Q. What are you working on now? 

Katie: I’m working on a new novel called The Vacation Rental, about a woman who rents out her beautiful country home with very unexpected results.

Katie Sise's Latest

The Break Suspense Thriller

The Break

After the traumatic birth of her daughter at a New York City hospital, Rowan O’Sullivan returns home to her apartment with her perfect newborn, Lila. At her side are her husband, Gabe, and June, a part-time babysitter hired to help Rowan in any way she can.

But in this time of joy, Rowan can’t shake the feeling that something isn’t right. She feels dread. She’s breaking.

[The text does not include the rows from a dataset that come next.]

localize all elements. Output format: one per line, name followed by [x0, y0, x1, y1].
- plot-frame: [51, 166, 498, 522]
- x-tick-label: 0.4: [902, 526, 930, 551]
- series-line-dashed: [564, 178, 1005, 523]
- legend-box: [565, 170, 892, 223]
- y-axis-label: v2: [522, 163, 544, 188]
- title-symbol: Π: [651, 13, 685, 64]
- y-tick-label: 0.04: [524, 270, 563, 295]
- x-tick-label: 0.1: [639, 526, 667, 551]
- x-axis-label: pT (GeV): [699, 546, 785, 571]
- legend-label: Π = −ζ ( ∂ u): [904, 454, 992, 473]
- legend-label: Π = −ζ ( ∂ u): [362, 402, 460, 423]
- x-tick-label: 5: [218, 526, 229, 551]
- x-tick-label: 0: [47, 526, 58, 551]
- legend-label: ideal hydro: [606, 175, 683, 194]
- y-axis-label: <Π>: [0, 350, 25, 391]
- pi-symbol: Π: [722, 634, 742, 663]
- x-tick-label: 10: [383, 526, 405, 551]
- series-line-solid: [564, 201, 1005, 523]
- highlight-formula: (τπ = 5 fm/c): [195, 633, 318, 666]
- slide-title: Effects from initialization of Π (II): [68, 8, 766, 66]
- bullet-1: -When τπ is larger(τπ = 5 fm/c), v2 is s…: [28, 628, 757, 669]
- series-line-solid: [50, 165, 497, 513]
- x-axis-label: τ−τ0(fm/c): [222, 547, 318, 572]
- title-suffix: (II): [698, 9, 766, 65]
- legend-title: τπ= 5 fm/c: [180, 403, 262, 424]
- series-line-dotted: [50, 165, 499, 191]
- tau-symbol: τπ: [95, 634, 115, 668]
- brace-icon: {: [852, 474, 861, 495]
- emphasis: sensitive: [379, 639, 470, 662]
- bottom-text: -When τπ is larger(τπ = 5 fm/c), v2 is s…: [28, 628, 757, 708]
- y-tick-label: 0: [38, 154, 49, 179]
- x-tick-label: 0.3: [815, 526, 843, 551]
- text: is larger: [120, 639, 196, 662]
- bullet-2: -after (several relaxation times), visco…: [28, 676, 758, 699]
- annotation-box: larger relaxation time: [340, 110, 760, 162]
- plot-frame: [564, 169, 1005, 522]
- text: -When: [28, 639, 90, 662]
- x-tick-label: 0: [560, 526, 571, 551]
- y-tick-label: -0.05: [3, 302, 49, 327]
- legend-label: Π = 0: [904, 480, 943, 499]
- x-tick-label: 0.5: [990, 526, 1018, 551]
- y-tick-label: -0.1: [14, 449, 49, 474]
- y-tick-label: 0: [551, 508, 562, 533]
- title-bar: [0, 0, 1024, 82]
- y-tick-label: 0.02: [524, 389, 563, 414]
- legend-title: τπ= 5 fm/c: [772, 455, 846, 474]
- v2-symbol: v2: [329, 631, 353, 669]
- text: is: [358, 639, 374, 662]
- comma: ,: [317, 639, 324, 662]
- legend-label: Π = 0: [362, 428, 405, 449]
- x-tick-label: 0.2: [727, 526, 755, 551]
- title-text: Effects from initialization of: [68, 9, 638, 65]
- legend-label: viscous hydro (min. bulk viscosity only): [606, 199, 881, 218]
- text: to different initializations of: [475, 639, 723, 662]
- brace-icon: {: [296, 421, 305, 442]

Rowan’s growing instability leads her to accuse June of unspeakable things. And when June disappears just days later, Rowan becomes a suspect. The neighbors heard the screaming. But only Rowan knows what really happened. If her mind can be trusted. Since Lila’s birth, her memory has been both unreliable and frightening.

To uncover what happened to June and protect her new baby, Rowan must try to untangle the deep recesses of her mind and face the dark things she’s so desperate to keep buried. When she does, no one is prepared for where the truth leads.